The government’s military forces carried out the offensive in the north on Wednesday, which led to the fresh displacement of thousands of civilians, who were headed for the border with Sudan. “There can be no military solution to the crisis in South Sudan,” the statement read.

“There can be no military solution to the crisis in South Sudan,” the statement read. In addition, fears of retaliation could mean further devastation for local communities, as soldiers have been known to regularly turn on local civilians following a government combat operation. For instance, last month, refugees reported that government forces deliberately targeted civilians in an attack on a Ugandan border town.

Password Okot, 30, a farmer, told Al Jazeera that government soldiers had killed both his brothers. One brother, a 35-year-old mechanic, Ayela Peter, was picked from a crowd, tied by his ankles and had his throat slit before he was hung from a doorway. “When they saw them slaughtering my brother, people scattered and started running. When they were running, they shot my other brother,” Okot told the publication.

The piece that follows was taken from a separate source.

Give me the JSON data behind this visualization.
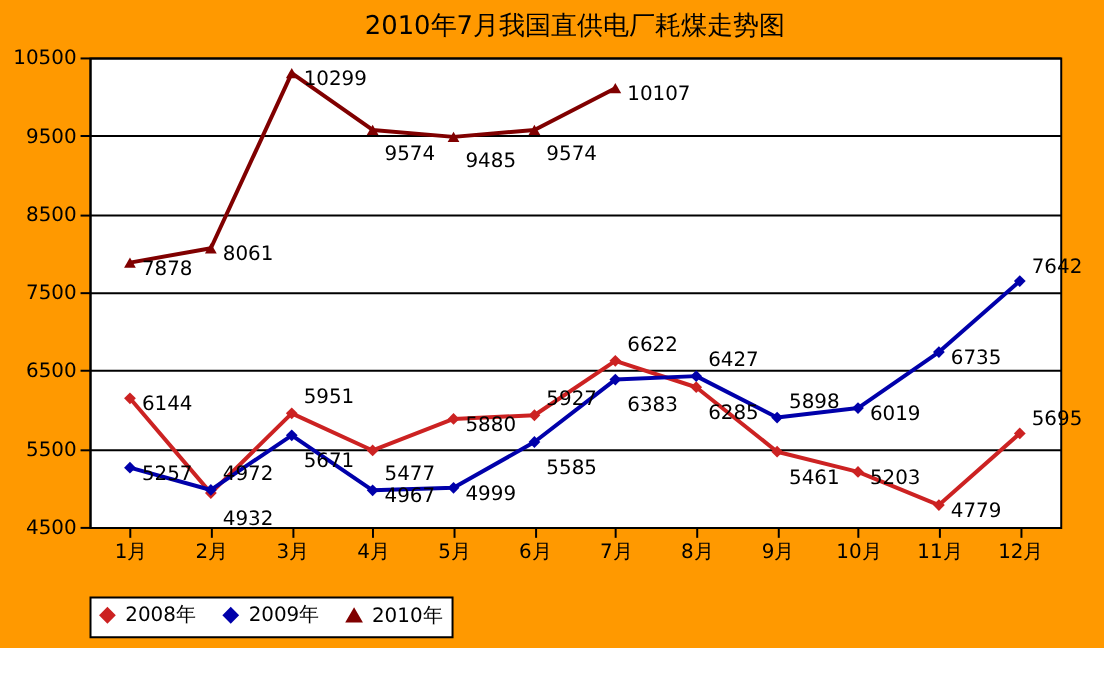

Since the conflict began in December 2013, almost 1 in 3 people in South Sudan have been displaced. The complex humanitarian crisis has seen conditions worsening for civilians, which has been compounded by a violent, multifarious, and evolving conflict, along with drought and other climatic challenges, food insecurity and famine, hyperinflation, and currency depreciation.

With that said, earlier this week, commercial banks in South Sudan completely ran out of cash.

While the beginning of the conflict was centred on two warring parties, namely the government and the Sudan Peoples’ Liberation Movement, the conflict has evolved whereby opposition groups continuously localize and create friction.

With this discerned lack of tactical control, fragmented opposition groups frequently pillage local communities and attack civilians.

Despite a peace deal being signed in August 2015 by South Sudan’s President Salva Kiir and rebel leader Riek Machar in August, the conflict continues to evolve, thereby causing relentless devastation for affected communities. Human Right Watch’s South Sudan Researcher, Jonathan Pedneault said, “the people of South Sudan were abandoned by their leaders a long time ago. The UN Security Council and regional organizations have failed civilians. Today’s famine is the price of inaction.”